If the play has multiple editions, Rosen may work with the director to choose the one that suits her project best.
“For example, the original version of ‘The Diary of Anne Frank’ minimized the Jewishness of its characters for a ‘mainstream’ audience and placed their suffering in a Christian interpretive frame. We chose the 1997 revised edition, which restores the characters’ cultural specificity and the explicit anti-Semitism that brought about their deaths.”
She also prepares a dramaturgical packet for the actors, director and artistic team that gives them insight into the characters, the stakes of the action, and the world of the play.
“This might include a glossary of unfamiliar terms or images and references the play text draws on; social customs and hierarchies that structure characters’ interactions; tunes characters whistle as they enter; notable events occurring at the time; or what kind of dinner they’d be sitting down to share.”
Rosen is also present in the rehearsal room, although the frequency may vary according to the director’s comfort level.
“I prefer to be there for all table work and when script issues are discussed,” Rosen said. “After that, I check in a few times a week to see how things are progressing. I take notes and share them with the director up through final dress.”
She says the relationship works best when directors understand that dramaturgs aren’t trying to tread on their turf and dramaturgs understand that the director’s vision and decisions are primary.
She also might prepare audience study guides or displays, write program notes, and lead pre- and post-performance discussions.
One of the most rewarding moments she’s had working on a play came during a production of Clifford Odets’ “Paradise Lost.” An actor playing a factory worker asked her what his work conditions would have been like.
“I did some digging and was able to tell him the kind of stool he would have perched on and for how many hours at a time, the movements he would have repeated over and over, the chemicals he would have inhaled.

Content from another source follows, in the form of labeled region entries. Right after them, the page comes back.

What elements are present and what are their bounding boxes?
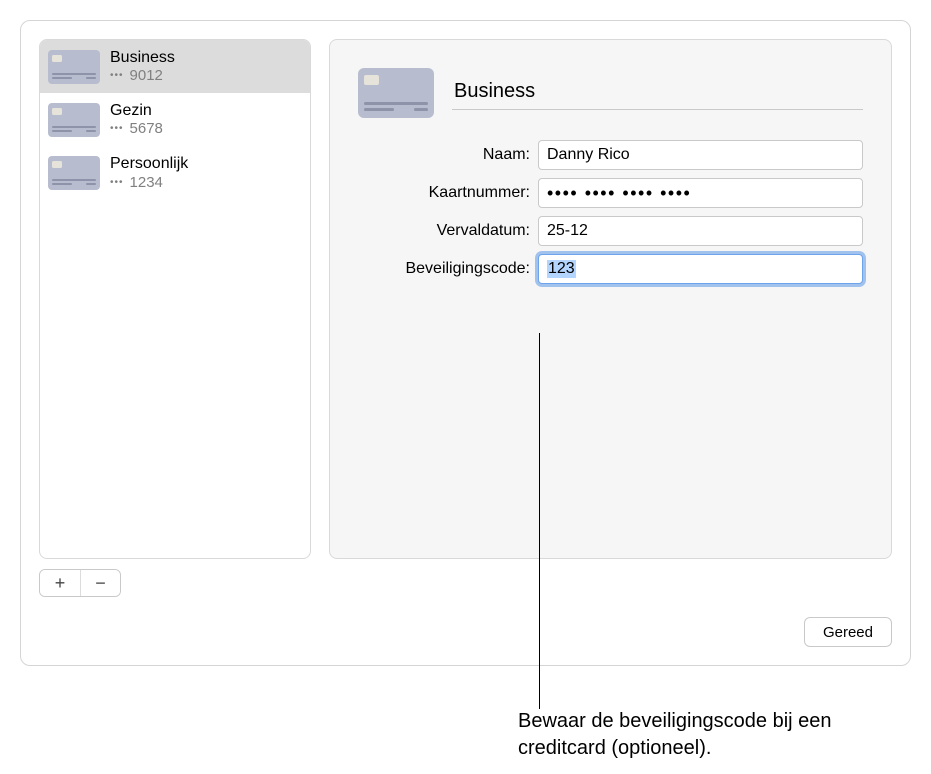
card-title-input[interactable]: [452, 76, 863, 110]
sidebar-item-title: Business: [110, 48, 175, 67]
sidebar-item-text: Gezin ••• 5678: [110, 101, 163, 138]
done-row: Gereed: [39, 617, 892, 647]
row-number: Kaartnummer: •••• •••• •••• ••••: [394, 178, 863, 208]
row-expiry: Vervaldatum:: [394, 216, 863, 246]
remove-card-button[interactable]: −: [80, 570, 120, 596]
sidebar-item-title: Gezin: [110, 101, 163, 120]
cardholder-name-input[interactable]: [538, 140, 863, 170]
sidebar-item-title: Persoonlijk: [110, 154, 188, 173]
label-name: Naam:: [394, 146, 538, 164]
label-expiry: Vervaldatum:: [394, 222, 538, 240]
sidebar-item-text: Persoonlijk ••• 1234: [110, 154, 188, 191]
card-title-wrap: [452, 76, 863, 110]
card-detail-panel: Naam: Kaartnummer: •••• •••• •••• •••• V…: [329, 39, 892, 559]
row-cvc: Beveiligingscode: 123: [394, 254, 863, 284]
credit-card-icon: [48, 103, 100, 137]
card-number-input[interactable]: •••• •••• •••• ••••: [538, 178, 863, 208]
security-code-input[interactable]: 123: [538, 254, 863, 284]
below-row: + −: [39, 569, 892, 597]
sidebar-item-last4: ••• 9012: [110, 67, 175, 85]
label-number: Kaartnummer:: [394, 184, 538, 202]
cards-sidebar: Business ••• 9012 Gezin ••• 5678: [39, 39, 311, 559]
sidebar-item-last4: ••• 5678: [110, 120, 163, 138]
credit-card-icon: [358, 68, 434, 118]
content-row: Business ••• 9012 Gezin ••• 5678: [39, 39, 892, 559]
expiry-input[interactable]: [538, 216, 863, 246]
add-card-button[interactable]: +: [40, 570, 80, 596]
done-button[interactable]: Gereed: [804, 617, 892, 647]
form-rows: Naam: Kaartnummer: •••• •••• •••• •••• V…: [394, 140, 863, 284]
sidebar-item-persoonlijk[interactable]: Persoonlijk ••• 1234: [40, 146, 310, 199]
callout-text: Bewaar de beveiligingscode bij een credi…: [518, 708, 878, 762]
credit-card-icon: [48, 50, 100, 84]
sidebar-item-last4: ••• 1234: [110, 174, 188, 192]
sidebar-item-gezin[interactable]: Gezin ••• 5678: [40, 93, 310, 146]
credit-card-icon: [48, 156, 100, 190]
callout-line: [539, 333, 540, 709]
detail-header: [358, 68, 863, 118]
autofill-cards-window: Business ••• 9012 Gezin ••• 5678: [20, 20, 911, 666]
add-remove-group: + −: [39, 569, 121, 597]
row-name: Naam:: [394, 140, 863, 170]
label-cvc: Beveiligingscode:: [394, 260, 538, 278]
sidebar-item-text: Business ••• 9012: [110, 48, 175, 85]
sidebar-item-business[interactable]: Business ••• 9012: [40, 40, 310, 93]
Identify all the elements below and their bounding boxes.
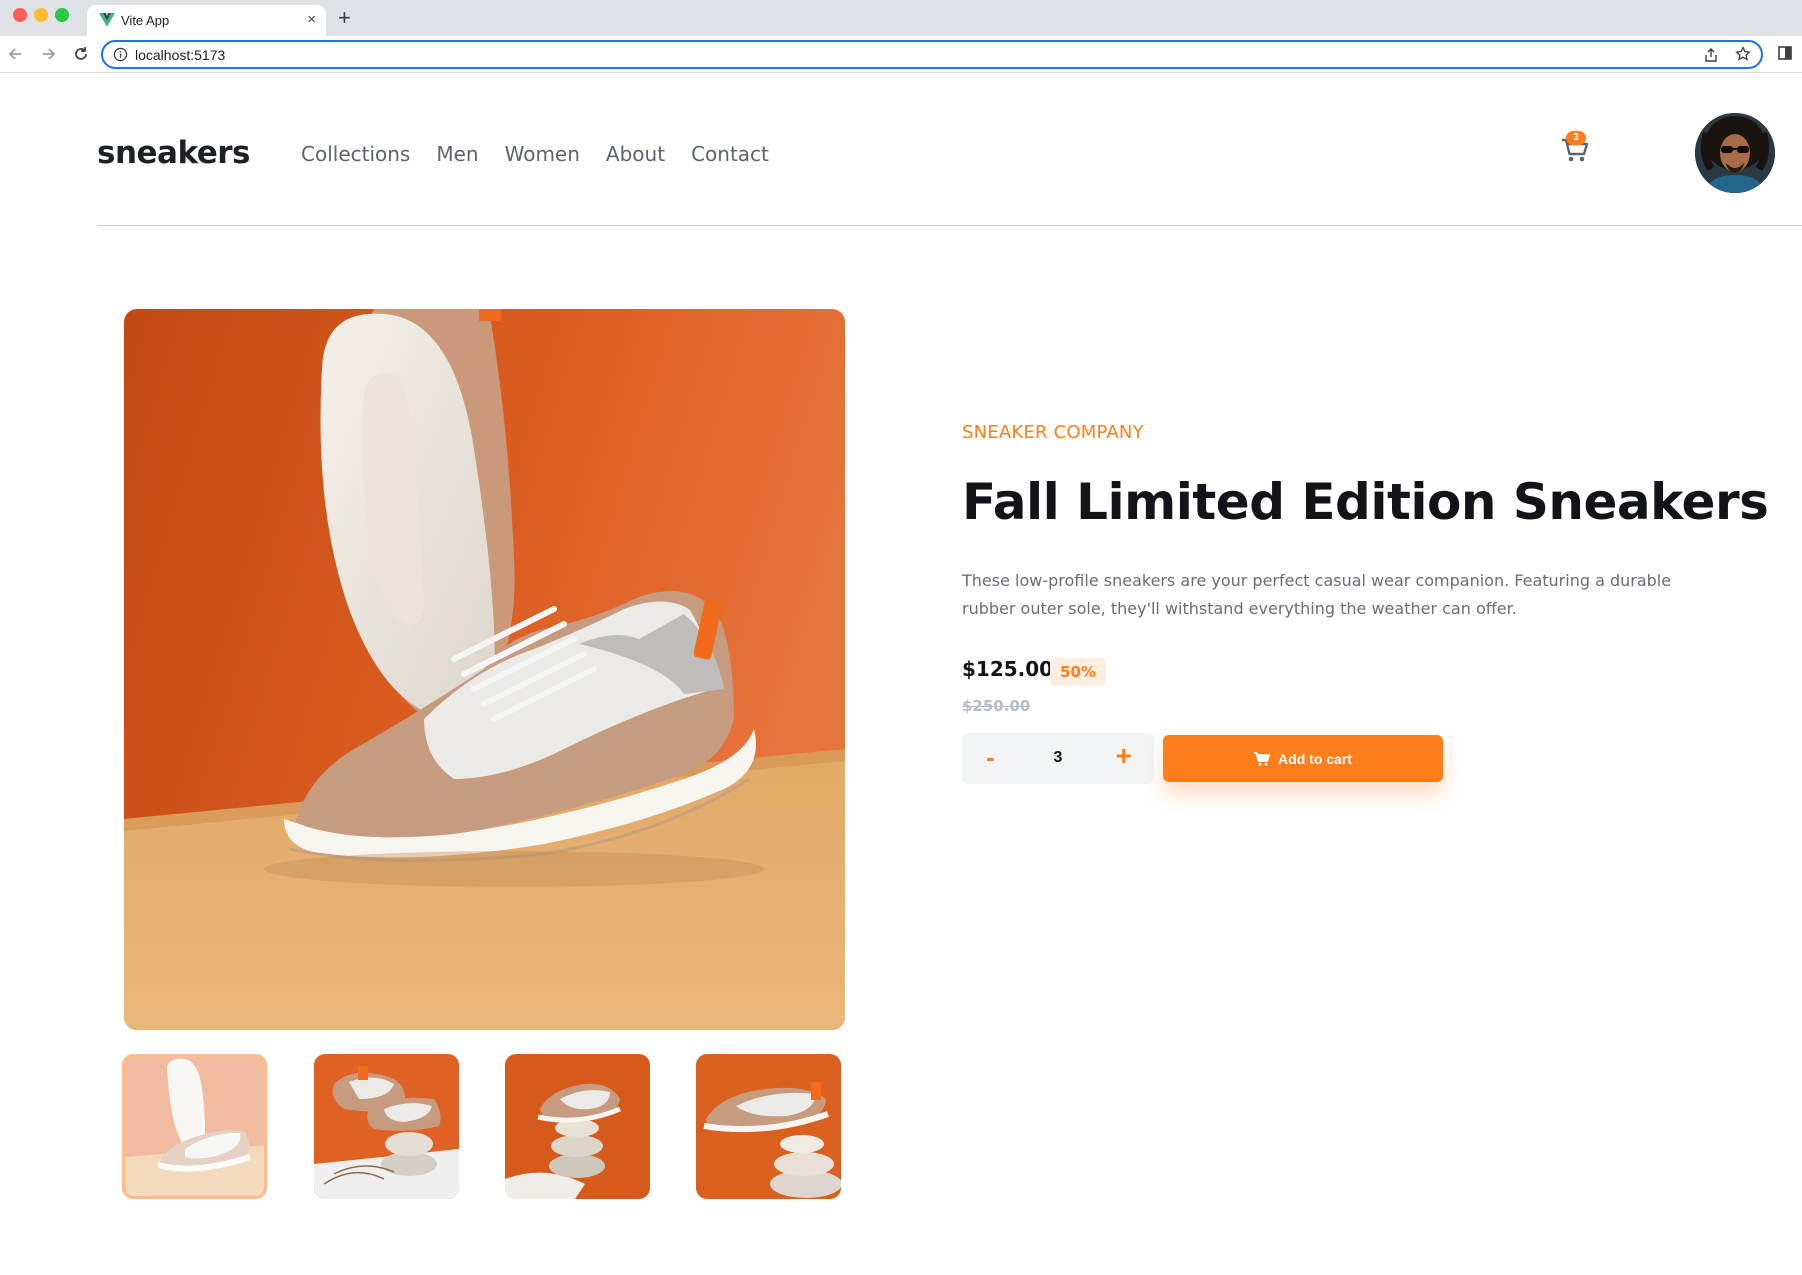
site-header: sneakers Collections Men Women About Con… [97,73,1802,226]
original-price: $250.00 [962,697,1031,715]
close-tab-icon[interactable]: × [307,11,316,29]
share-icon[interactable] [1703,47,1719,63]
new-tab-button[interactable]: + [338,6,351,30]
back-button[interactable] [4,43,26,65]
reload-button[interactable] [70,43,92,65]
sneaker-thumbnail-image [696,1054,841,1199]
thumbnail-2[interactable] [314,1054,459,1199]
address-bar[interactable]: localhost:5173 [101,40,1763,69]
product-main-image[interactable] [124,309,845,1030]
nav-link-contact[interactable]: Contact [691,142,769,166]
vite-icon [99,13,115,27]
nav-link-collections[interactable]: Collections [301,142,410,166]
nav-link-men[interactable]: Men [436,142,478,166]
add-to-cart-label: Add to cart [1278,750,1352,767]
forward-button[interactable] [38,43,60,65]
arrow-left-icon [8,48,21,60]
company-label: SNEAKER COMPANY [962,422,1144,443]
side-panel-icon[interactable] [1778,46,1792,60]
arrow-right-icon [43,48,56,60]
avatar-image [1695,113,1775,193]
add-to-cart-button[interactable]: Add to cart [1163,735,1443,782]
nav-link-about[interactable]: About [606,142,665,166]
sneaker-thumbnail-image [314,1054,459,1199]
reload-icon [75,47,87,60]
sneaker-thumbnail-image [125,1057,264,1196]
minimize-window-button[interactable] [34,8,48,22]
product-title: Fall Limited Edition Sneakers [962,473,1769,531]
info-icon[interactable] [113,47,128,62]
sneaker-thumbnail-image [505,1054,650,1199]
thumbnail-4[interactable] [696,1054,841,1199]
increase-quantity-button[interactable]: + [1116,740,1132,772]
browser-toolbar: localhost:5173 [0,36,1802,73]
browser-tab-bar: Vite App × + [0,0,1802,36]
maximize-window-button[interactable] [55,8,69,22]
cart-count-badge: 3 [1566,131,1586,145]
quantity-stepper: - 3 + [962,733,1154,784]
main-nav: Collections Men Women About Contact [301,142,769,166]
thumbnail-1[interactable] [122,1054,267,1199]
sneaker-photo [124,309,845,1030]
star-icon[interactable] [1735,46,1751,62]
current-price: $125.00 [962,657,1054,681]
close-window-button[interactable] [13,8,27,22]
url-text[interactable]: localhost:5173 [135,47,225,63]
browser-tab[interactable]: Vite App × [87,5,326,36]
user-avatar[interactable] [1695,113,1775,193]
cart-icon [1254,751,1270,766]
discount-badge: 50% [1050,658,1106,686]
logo[interactable]: sneakers [97,135,251,171]
product-description: These low-profile sneakers are your perf… [962,571,1672,618]
tab-title: Vite App [121,13,170,28]
thumbnail-3[interactable] [505,1054,650,1199]
nav-link-women[interactable]: Women [505,142,580,166]
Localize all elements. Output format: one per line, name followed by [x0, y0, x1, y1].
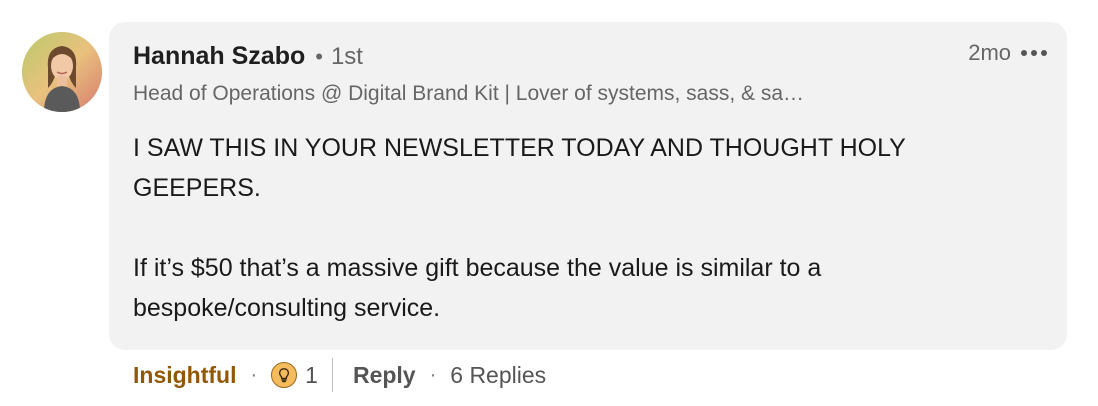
comment-bubble: Hannah Szabo • 1st 2mo Head of Operation… [109, 22, 1067, 350]
timestamp: 2mo [968, 40, 1011, 65]
lightbulb-icon[interactable] [271, 362, 298, 388]
avatar[interactable] [22, 32, 102, 112]
comment-paragraph: If it’s $50 that’s a massive gift becaus… [133, 254, 822, 322]
separator-dot: · [250, 363, 258, 386]
comment-meta: 2mo [968, 40, 1047, 66]
separator-dot: • [315, 44, 323, 69]
reaction-button[interactable]: Insightful [133, 362, 236, 389]
comment-actions: Insightful · 1 Reply · 6 Replies [133, 356, 546, 394]
comment-text: I SAW THIS IN YOUR NEWSLETTER TODAY AND … [133, 128, 1013, 328]
comment-paragraph: I SAW THIS IN YOUR NEWSLETTER TODAY AND … [133, 134, 906, 202]
author-row: Hannah Szabo • 1st [133, 42, 363, 71]
author-headline: Head of Operations @ Digital Brand Kit |… [133, 82, 805, 105]
reply-button[interactable]: Reply [353, 362, 416, 389]
separator-dot: · [429, 363, 437, 386]
profile-photo [22, 32, 102, 112]
author-name[interactable]: Hannah Szabo [133, 42, 305, 71]
connection-degree: 1st [330, 43, 363, 70]
ellipsis-icon[interactable] [1021, 46, 1047, 60]
replies-link[interactable]: 6 Replies [450, 362, 546, 389]
reaction-count[interactable]: 1 [305, 362, 318, 389]
divider [331, 358, 333, 392]
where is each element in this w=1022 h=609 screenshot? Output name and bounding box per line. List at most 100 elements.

“When he next appeared at rehearsal, his appearance had radically changed. His body now bore the history of his exploitation: stooped, aching, short of breath. It gave weight to the few lines he spoke, and powerfully and effectively supported the purpose of the scenes he was in.”
Rosen grew up in rural Storrs, Connecticut. Both her parents were Shakespeare professors and her mother was a writer, so plays and poetry and language were a big part of her growing up.
She moved to Ashland in 2001, having finally decided to leave academia. Her sister, Susan, had moved here after stepping away from her own career in theater and film, and they started writing movie scripts together.
“That proved a wonderful transition from academic-speak and taught me a lot about stories and their structure,” Rosen said.
“We acquired an agent and some intermittent interest. But life took a very different direction when Susan decided to turn her dedication to reshaping our county’s response to sexual assault into a full-fledged nonprofit, Jackson County Sexual Assault Response Team.”
Rosen signed on to write the grants, which she continues doing to this day. But she also has stayed involved in the arts. Recently, she did research for a playwright working on a new project. She serves on the board of the Ashland New Plays Festival. She has written for OSF and other arts organizations. And, until the pandemic, acted in various productions at Rogue Valley theaters.
She misses the “liveness” of theater.
“I’ve seen some excellent acting on Zoom, but it’s not the same,” she said. “The performance may be wonderful, but it’s frozen in its moment. And it can’t react to different combinations of people watching.
“Above all, I miss those rare, electric moments when you sit in an audience and feel people around you focusing, breathing a moment in and, at the same time, giving something back.”